252 million years ago, volcanic eruptions in modern-day Siberia spewed 100 trillion metric tons of carbon dioxide (CO2) into the atmosphere over the span of a million years. This natural disaster, called the “Great Dying,” killed most animals on the planet. New research shows that it also dramatically changed Earth’s ecosystems.
An international team of researchers used climate models and plant fossils to link the Great Dying with an 18-degree Fahrenheit rise (10 degrees Celsius) in average global temperatures. Their work, detailed in a study published Tuesday in the journal Frontiers in Earth Science, provides insight on how humanity’s carbon dioxide emissions might dramatically change the planet.
The researchers focused on five time periods encompassing parts of the Permian and Triassic periods: the Permian’s Wuchiapingian and Changhsingian, and the Triassic’s Induan, Olenekian, and Anisian. The Great Dying marks the transition from the Permian to the Triassic period, so it’s often referred to as the Permian-Triassic mass extinction, or the Permian-Triassic Boundary. If “Triassic” sounds familiar, that’s because it’s the period that saw the rise of the dinosaurs, whose ancestors survived the Great Dying.
“Life on Earth had to adjust to repeated changes in climate and the carbon cycle for several million years after the Permian-Triassic Boundary,” lead author Maura Brunetti, a researcher in the University of Geneva’s Group of Applied Physics Institute for Environmental Sciences, said in a Frontiers statement.
Brunetti and her colleagues estimated the changes within six different biomes (distinct ecological habitats) across the aforementioned time periods by analyzing plant fossils and computer model simulations under different temperature and CO2 level scenarios, and then cross-referenced their results. The biomes included tropical everwet biomes (hot and humid), seasonal tropical or temperate biomes (fluctuating conditions), and desert biomes (dry).
Broadly, the researchers revealed that the Permian period was cold, the Induan was unclear (more research is needed), and the Olenekian and Anisian were much hotter. “This transition from the colder climatic state to the hotter state is marked by an increase of approximately 10⁰C [18 degrees Fahrenheit] in the mean global surface air temperature,” Brunetti explained.
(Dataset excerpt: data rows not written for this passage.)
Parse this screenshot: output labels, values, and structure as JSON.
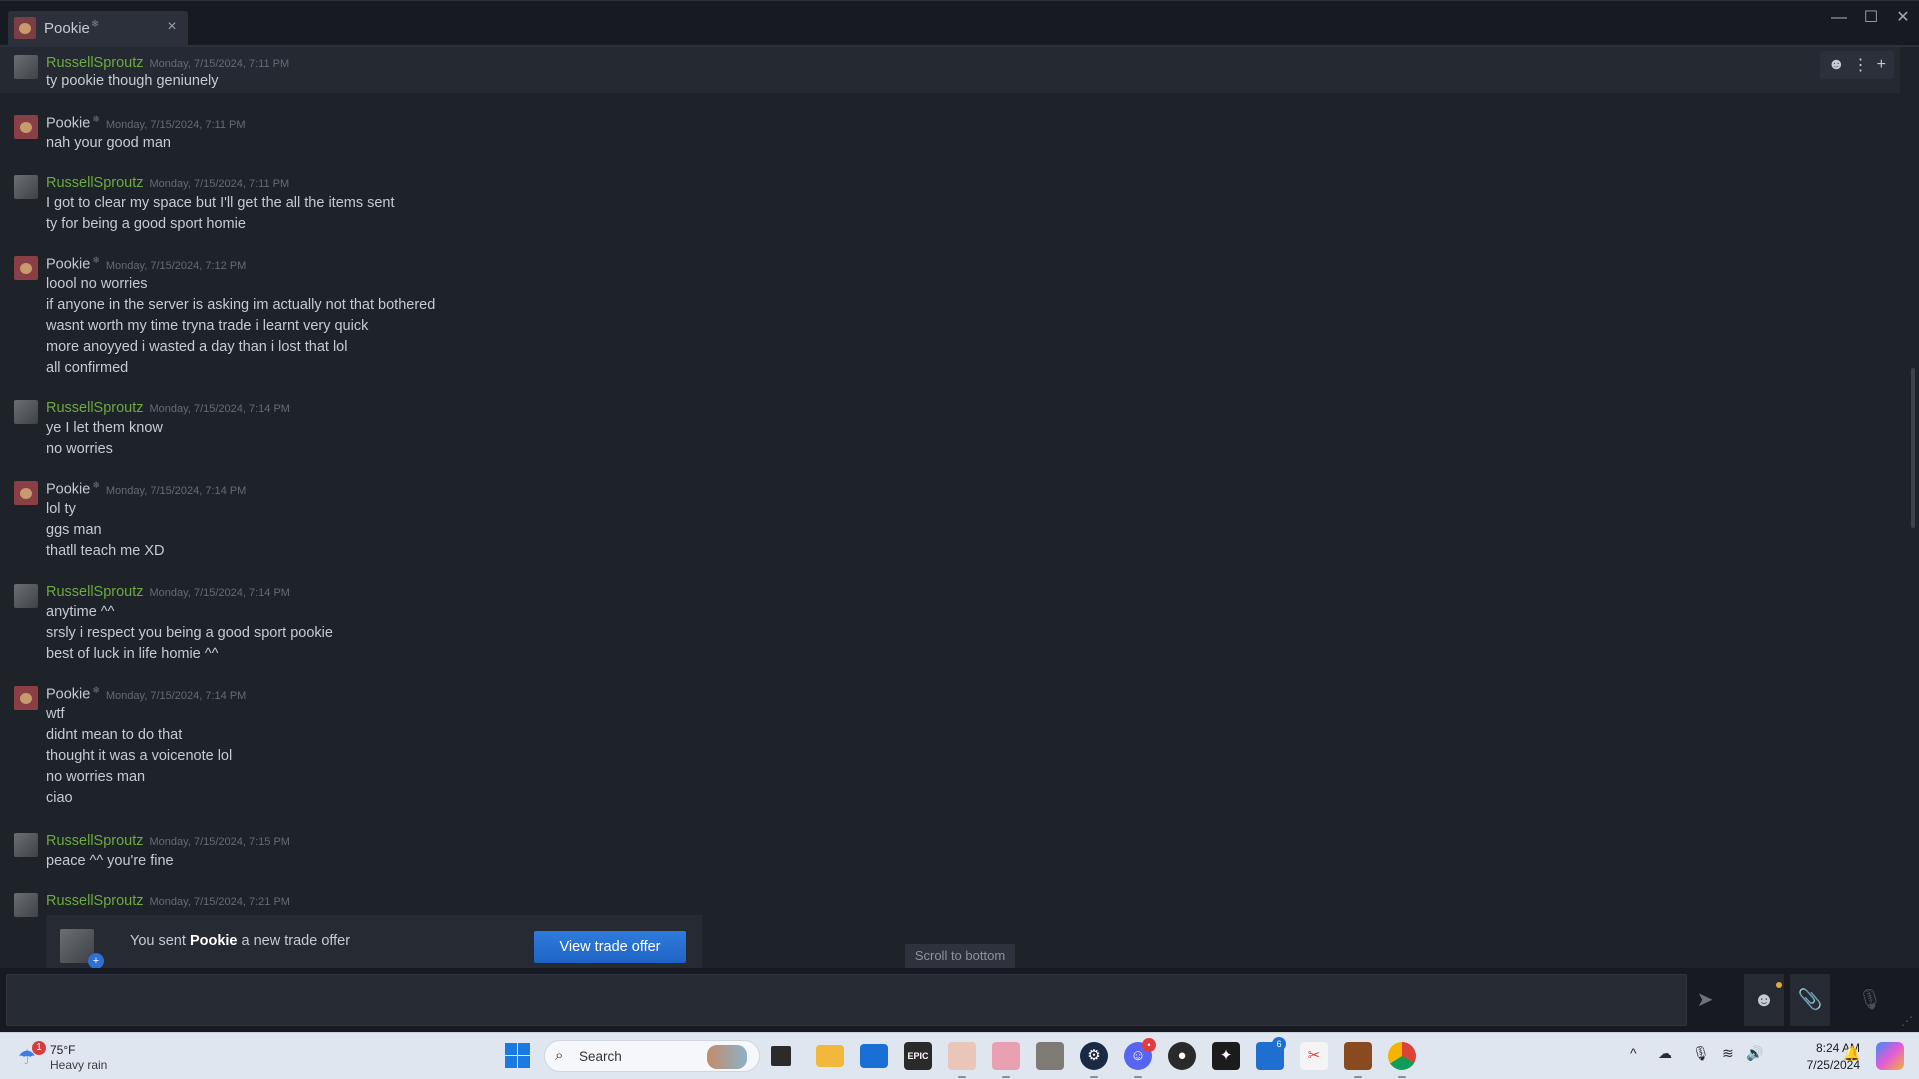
{
  "window": {
    "tab_title": "Pookie",
    "tab_symbol": "❄",
    "tab_close": "×",
    "minimize": "—",
    "maximize": "☐",
    "close": "✕"
  },
  "messages": [
    {
      "sender": "RussellSproutz",
      "kind": "rs",
      "time": "Monday, 7/15/2024, 7:11 PM",
      "lines": [
        "ty pookie though geniunely"
      ]
    },
    {
      "sender": "Pookie",
      "kind": "pk",
      "time": "Monday, 7/15/2024, 7:11 PM",
      "lines": [
        "nah your good man"
      ]
    },
    {
      "sender": "RussellSproutz",
      "kind": "rs",
      "time": "Monday, 7/15/2024, 7:11 PM",
      "lines": [
        "I got to clear my space but I'll get the all the items sent",
        "ty for being a good sport homie"
      ]
    },
    {
      "sender": "Pookie",
      "kind": "pk",
      "time": "Monday, 7/15/2024, 7:12 PM",
      "lines": [
        "loool no worries",
        "if anyone in the server is asking im actually not that bothered",
        "wasnt worth my time tryna trade i learnt very quick",
        "more anoyyed i wasted a day than i lost that lol",
        "all confirmed"
      ]
    },
    {
      "sender": "RussellSproutz",
      "kind": "rs",
      "time": "Monday, 7/15/2024, 7:14 PM",
      "lines": [
        "ye I let them know",
        "no worries"
      ]
    },
    {
      "sender": "Pookie",
      "kind": "pk",
      "time": "Monday, 7/15/2024, 7:14 PM",
      "lines": [
        "lol ty",
        "ggs man",
        "thatll teach me XD"
      ]
    },
    {
      "sender": "RussellSproutz",
      "kind": "rs",
      "time": "Monday, 7/15/2024, 7:14 PM",
      "lines": [
        "anytime ^^",
        "srsly i respect you being a good sport pookie",
        "best of luck in life homie ^^"
      ]
    },
    {
      "sender": "Pookie",
      "kind": "pk",
      "time": "Monday, 7/15/2024, 7:14 PM",
      "lines": [
        "wtf",
        "didnt mean to do that",
        "thought it was a voicenote lol",
        "no worries man",
        "ciao"
      ]
    },
    {
      "sender": "RussellSproutz",
      "kind": "rs",
      "time": "Monday, 7/15/2024, 7:15 PM",
      "lines": [
        "peace ^^ you're fine"
      ]
    },
    {
      "sender": "RussellSproutz",
      "kind": "rs",
      "time": "Monday, 7/15/2024, 7:21 PM",
      "lines": []
    }
  ],
  "sender_symbol": "❄",
  "trade_offer": {
    "prefix": "You sent ",
    "recipient": "Pookie",
    "suffix": " a new trade offer",
    "badge": "+",
    "button_label": "View trade offer"
  },
  "scroll_to_bottom": "Scroll to bottom",
  "hover_tools": {
    "emoji": "☻",
    "more": "⋮",
    "add": "+"
  },
  "composer": {
    "placeholder": "",
    "send_icon": "➤",
    "emoji_icon": "☻",
    "attach_icon": "📎",
    "voice_icon": "🎙",
    "grip": "⋰"
  },
  "taskbar": {
    "weather_temp": "75°F",
    "weather_desc": "Heavy rain",
    "weather_badge": "1",
    "search_label": "Search",
    "discord_badge": "•",
    "app_badge": "6",
    "clock_time": "8:24 AM",
    "clock_date": "7/25/2024",
    "tray_up": "^",
    "tray_cloud": "☁",
    "tray_mic": "🎙",
    "tray_wifi": "≋",
    "tray_volume": "🔊",
    "tray_bell": "🔔"
  }
}
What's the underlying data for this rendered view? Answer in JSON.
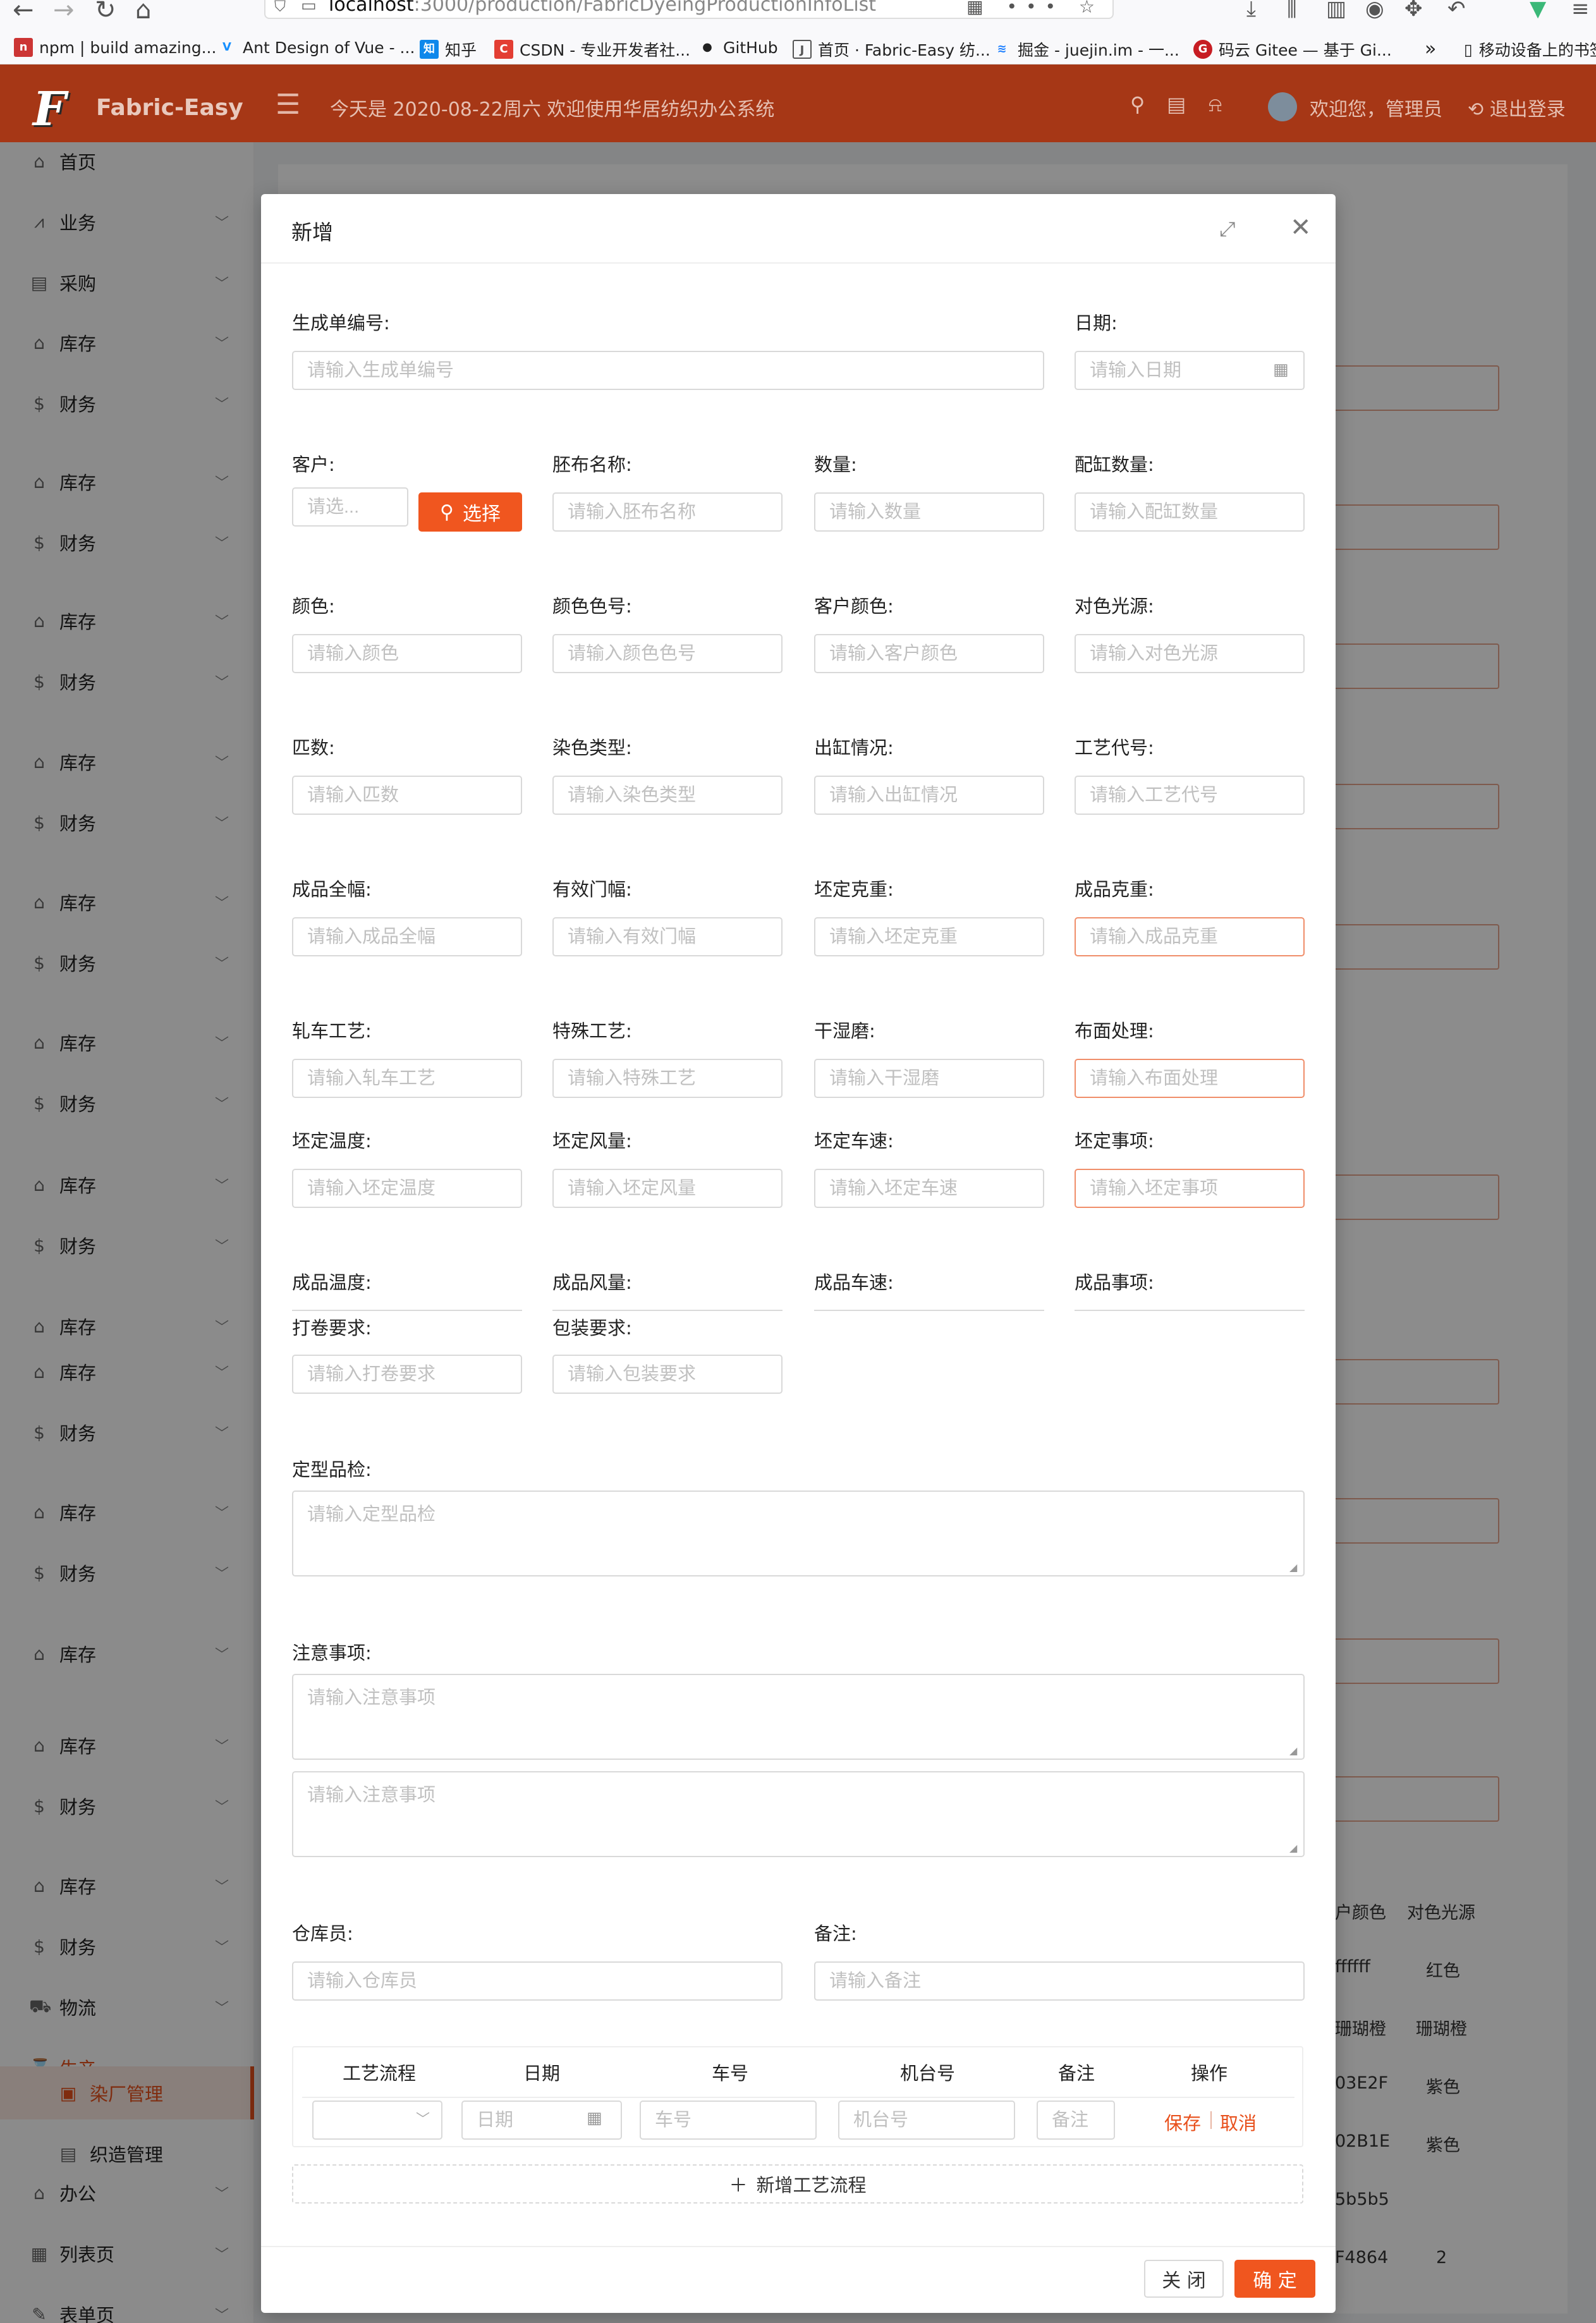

This is consistent with the huge amounts of CO2 the volcanic eruptions launched into the atmosphere—the higher levels of CO2, the warmer and wetter the planet.
Unsurprisingly, the researchers found that the biomes changed significantly during this transition. “Tropical everwet and summerwet biomes emerged in the tropics, replacing predominantly desertic landscapes,” Brunetti continued. “Meanwhile, the warm-cool temperate biome shifted towards polar regions, leading to the complete disappearance of tundra ecosystems.” Simply put, deserts near the equator turned tropical and cold tundra landscapes closer to the pole were replaced by more temperate forests.
This “shift in vegetation cover can be linked to tipping mechanisms,” or irreversible shifts, between stable climate periods, creating a potential framework to “understand tipping behavior in the climate system in response to the present-day CO2 increase,” Brunetti added. “If this increase continues at the same rate, we will reach the level of emissions that caused the Permian-Triassic mass extinction in around 2,700 years—a much faster timescale than the Permian-Triassic Boundary emissions.”
While the researchers caution that more research is needed to confirm their results, the study can be interpreted as a stark warning: in the very long run, continued human emissions of CO2 could change the planet more dramatically than the Great Dying.